BACKGROUND: Genotypic tropism testing (GTT) has been developed largely on HIV-1 subtype B. Although a few reports have analysed the utility of GTT in other subtypes, more studies using HIV-1 subtype C (HIV-1C) are needed, considering the huge contribution of HIV-1C to the global epidemic. METHODS: Plasma was obtained from 420 treatment-naïve HIV-1C infected Ethiopians recruited 2009-2011. The V3 region was sequenced and the coreceptor usage was predicted by five tools: Geno2Pheno clinical-and clonal-models, PhenoSeq-C, C-PSSM and Raymond's algorithm. The impact of baseline tropism on antiretroviral treatment (ART) outcome was evaluated. RESULTS: Of 352 patients with successful baseline V3 sequences, the proportion of predicted R5 virus varied between the methods by 12.5% (78.1%-90.6%). However, only 58.2% of the predictions were concordant and only 1.7% were predicted to be X4-tropic across the five methods. Compared pairwise, the highest concordance was between C-PSSM and Geno2Pheno clonal (86.4%).
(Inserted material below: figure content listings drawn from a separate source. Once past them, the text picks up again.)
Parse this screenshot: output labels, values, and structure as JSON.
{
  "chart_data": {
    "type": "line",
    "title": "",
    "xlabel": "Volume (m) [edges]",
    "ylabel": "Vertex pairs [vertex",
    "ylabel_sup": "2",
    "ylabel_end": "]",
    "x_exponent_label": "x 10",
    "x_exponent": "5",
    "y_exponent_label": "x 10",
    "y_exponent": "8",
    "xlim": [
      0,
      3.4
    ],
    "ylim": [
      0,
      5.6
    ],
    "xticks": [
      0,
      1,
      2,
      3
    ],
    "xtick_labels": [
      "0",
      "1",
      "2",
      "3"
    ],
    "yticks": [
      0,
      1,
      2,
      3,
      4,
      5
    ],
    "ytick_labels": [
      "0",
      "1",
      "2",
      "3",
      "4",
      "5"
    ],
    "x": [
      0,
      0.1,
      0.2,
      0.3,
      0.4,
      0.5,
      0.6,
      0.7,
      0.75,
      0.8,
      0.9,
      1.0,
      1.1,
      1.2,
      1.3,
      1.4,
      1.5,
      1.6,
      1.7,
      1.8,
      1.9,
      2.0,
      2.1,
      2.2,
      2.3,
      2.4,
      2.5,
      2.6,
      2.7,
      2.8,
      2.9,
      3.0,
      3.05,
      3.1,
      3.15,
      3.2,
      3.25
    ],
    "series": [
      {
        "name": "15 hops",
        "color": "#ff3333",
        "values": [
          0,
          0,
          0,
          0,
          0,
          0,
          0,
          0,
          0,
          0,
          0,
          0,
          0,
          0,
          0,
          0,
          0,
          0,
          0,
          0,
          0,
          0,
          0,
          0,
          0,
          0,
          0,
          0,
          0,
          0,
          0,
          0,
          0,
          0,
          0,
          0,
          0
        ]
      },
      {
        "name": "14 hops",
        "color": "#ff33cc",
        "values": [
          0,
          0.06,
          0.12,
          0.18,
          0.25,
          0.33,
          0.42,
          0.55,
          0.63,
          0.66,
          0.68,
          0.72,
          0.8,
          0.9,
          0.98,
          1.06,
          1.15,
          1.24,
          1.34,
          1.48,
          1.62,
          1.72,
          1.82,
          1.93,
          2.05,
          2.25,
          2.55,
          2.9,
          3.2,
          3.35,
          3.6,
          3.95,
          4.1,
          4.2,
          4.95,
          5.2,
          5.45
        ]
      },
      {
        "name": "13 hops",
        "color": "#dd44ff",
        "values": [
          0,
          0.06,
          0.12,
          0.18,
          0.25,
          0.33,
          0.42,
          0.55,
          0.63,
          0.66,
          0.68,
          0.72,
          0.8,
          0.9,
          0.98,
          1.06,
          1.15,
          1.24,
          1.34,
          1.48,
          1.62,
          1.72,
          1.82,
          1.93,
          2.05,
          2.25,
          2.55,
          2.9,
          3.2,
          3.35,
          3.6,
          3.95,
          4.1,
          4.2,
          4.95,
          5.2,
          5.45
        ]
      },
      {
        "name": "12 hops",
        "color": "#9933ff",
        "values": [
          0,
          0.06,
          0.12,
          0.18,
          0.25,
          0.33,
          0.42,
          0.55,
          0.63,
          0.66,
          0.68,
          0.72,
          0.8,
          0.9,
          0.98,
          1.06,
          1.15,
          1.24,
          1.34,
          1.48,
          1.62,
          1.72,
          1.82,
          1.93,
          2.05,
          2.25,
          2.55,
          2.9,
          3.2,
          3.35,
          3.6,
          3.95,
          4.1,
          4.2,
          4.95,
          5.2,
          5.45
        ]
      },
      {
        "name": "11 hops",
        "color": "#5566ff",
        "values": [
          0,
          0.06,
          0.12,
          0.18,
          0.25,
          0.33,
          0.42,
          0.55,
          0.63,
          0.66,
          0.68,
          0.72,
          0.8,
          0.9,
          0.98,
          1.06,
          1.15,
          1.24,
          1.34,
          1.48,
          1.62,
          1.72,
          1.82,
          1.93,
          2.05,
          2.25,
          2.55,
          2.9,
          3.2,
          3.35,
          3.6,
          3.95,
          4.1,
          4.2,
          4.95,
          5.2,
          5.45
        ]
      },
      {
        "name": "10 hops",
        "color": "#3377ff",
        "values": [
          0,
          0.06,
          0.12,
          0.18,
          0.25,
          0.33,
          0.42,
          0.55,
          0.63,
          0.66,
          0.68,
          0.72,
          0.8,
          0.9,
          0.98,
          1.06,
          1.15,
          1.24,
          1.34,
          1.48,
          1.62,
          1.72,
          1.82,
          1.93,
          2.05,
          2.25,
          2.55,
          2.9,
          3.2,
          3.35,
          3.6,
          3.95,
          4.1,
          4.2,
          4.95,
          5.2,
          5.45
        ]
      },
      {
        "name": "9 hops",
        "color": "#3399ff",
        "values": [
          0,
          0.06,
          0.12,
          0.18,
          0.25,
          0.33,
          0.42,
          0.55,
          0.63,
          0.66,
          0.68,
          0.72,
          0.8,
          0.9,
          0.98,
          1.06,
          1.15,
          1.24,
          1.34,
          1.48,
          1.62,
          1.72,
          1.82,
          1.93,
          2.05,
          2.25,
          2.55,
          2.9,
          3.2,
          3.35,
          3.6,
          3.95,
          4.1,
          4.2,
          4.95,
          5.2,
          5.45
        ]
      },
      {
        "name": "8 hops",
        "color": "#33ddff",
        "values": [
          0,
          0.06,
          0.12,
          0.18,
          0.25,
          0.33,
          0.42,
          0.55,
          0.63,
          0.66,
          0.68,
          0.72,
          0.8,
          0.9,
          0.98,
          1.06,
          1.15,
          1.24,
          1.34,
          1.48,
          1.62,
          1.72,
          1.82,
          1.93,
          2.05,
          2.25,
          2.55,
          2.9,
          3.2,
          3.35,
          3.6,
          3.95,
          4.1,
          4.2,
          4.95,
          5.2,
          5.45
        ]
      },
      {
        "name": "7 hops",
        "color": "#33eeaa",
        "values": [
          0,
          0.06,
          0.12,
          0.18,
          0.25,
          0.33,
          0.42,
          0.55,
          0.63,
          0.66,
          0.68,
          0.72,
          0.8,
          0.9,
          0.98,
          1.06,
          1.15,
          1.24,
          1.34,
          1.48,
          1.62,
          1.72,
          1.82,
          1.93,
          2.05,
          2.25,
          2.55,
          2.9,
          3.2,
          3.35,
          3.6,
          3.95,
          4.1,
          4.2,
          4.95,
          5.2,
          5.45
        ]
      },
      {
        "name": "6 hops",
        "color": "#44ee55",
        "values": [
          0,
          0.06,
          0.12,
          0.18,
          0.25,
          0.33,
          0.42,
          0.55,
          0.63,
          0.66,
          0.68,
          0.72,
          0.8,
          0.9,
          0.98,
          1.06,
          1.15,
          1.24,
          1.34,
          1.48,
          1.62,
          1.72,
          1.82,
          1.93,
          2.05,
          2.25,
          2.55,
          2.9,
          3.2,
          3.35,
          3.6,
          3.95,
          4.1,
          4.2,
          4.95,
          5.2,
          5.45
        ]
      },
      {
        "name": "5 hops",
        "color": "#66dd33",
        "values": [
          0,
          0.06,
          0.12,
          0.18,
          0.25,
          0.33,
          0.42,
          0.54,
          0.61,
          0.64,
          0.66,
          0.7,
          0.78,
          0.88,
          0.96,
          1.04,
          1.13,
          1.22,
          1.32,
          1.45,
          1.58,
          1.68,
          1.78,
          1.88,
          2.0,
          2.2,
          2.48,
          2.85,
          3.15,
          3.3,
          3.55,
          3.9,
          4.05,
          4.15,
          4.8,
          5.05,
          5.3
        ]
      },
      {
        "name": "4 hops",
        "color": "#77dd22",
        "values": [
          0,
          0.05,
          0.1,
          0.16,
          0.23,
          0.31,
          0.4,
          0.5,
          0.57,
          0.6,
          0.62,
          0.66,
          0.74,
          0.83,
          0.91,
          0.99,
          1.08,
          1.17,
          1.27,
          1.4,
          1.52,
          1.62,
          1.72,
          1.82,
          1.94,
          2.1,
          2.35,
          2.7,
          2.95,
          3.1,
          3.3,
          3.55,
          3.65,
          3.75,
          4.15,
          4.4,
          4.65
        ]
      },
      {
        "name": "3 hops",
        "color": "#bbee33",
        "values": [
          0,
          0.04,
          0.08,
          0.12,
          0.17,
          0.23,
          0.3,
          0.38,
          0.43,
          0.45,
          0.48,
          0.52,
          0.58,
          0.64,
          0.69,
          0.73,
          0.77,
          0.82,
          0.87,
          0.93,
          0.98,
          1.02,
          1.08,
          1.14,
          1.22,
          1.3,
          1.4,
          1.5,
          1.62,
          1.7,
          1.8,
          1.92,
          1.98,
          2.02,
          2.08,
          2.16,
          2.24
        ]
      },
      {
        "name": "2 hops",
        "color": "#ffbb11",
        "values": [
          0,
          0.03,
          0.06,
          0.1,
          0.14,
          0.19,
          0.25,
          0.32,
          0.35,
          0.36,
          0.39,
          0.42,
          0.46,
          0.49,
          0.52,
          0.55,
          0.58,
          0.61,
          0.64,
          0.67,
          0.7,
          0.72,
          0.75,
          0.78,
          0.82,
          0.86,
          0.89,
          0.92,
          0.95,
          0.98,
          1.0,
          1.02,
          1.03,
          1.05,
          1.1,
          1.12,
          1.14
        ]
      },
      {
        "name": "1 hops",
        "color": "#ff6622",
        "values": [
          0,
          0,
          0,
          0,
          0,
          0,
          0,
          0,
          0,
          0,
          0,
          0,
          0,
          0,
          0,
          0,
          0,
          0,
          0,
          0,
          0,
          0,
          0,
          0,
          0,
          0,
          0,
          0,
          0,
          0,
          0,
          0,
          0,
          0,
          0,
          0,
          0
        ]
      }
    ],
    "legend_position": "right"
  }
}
In bivariate intention to treat (ITT) analysis, R5 infected patients achieved treatment success more frequently than X4 infected at month six as predicted by Geno2Pheno clinical (77.8% vs 58.7%, P = 0.004) and at month 12 by C-PSSM (61.9% vs 46.6%, P = 0.038). However, in the multivariable analysis adjusted for age, gender, baseline CD4 and viral load, only tropism as predicted by C-PSSM showed an impact on month 12 (P = 0.04, OR 2.47, 95% CI 1.06-5.79). CONCLUSION: Each of the bioinformatics models predicted R5 tropism with comparable frequency but there was a large discordance between the methods. Baseline tropism had an impact on outcome of first line ART at month 12 in multivariable ITT analysis but only based on prediction by C-PSSM which thus possibly could be used for predicting outcome of ART in HIV-1C infected Ethiopians.

Monophylogenetic HIV-1C epidemic in Ethiopia is dominated by CCR5-tropic viruses-an analysis of a prospective country-wide cohort.

BACKGROUND: CCR5 coreceptor using HIV-1 subtype C (HIV-1C) has been reported to dominate the Ethiopian epidemic. However, almost all data have been obtained from two large cities in the central and north-west regions and recent data is lacking. METHODS: Plasma were obtained from 420 treatment-naïve patients recruited 2009-2011 to a large country-wide Ethiopian cohort. The V3 region was sequenced and the co-receptor tropism was predicted by the clinical and clonal models of the geno2pheno tool at different false positive rates (fpr) and for subtype. In an intention to treat analysis the impact of baseline tropism on outcome of antiretroviral therapy was evaluated. RESULTS: V3 loop sequencing was successful in 352 (84%) patients. HIV-1C was found in 350 (99.4%) and HIV-1A in two (0.6%) patients. When comparing the geno2pheno fpr10% clonal and clinical models, 24.4% predictions were discordant. X4-virus was predicted in 17.0 and 19.0%, respectively, but the predictions were concordant in only 6%. At fpr5%, concordant X4-virus predictions were obtained in 3.1%. The proportion of X4-tropic virus (clonal fpr10%) increased from 5.6 to 17.3% (p < 0.001) when 387 Ethiopian V3 loop sequences dated from 1984 to 2003 were compared with ours. In an intention to treat analysis, 67.9% reached treatment success at month 6 and only 50% at month 12. Only age and not tropism predicted therapy outcome and no difference was found in CD4+ cell gain between R5-tropic and X4-tropic infected patients. At viral failure, R5 to X4 switch was rare while X4 to R5 switch occurred more frequently (month 6: p = 0.006; month 12: p = 0.078). CONCLUSION: The HIV-1C epidemic is monophylogenetic in all regions of Ethiopia and R5-tropic virus dominates, even in patients with advanced immunodeficiency, although the proportion of X4-tropic virus seems to have increased over the last two decades. Geno2pheno clinical and clonal prediction models show a large discrepancy at fpr10%, but not at fpr5%. Hence further studies are needed to assess the utility of genotypic tropism testing in HIV-1C. In ITT analysis only age and not tropism influenced the outcome.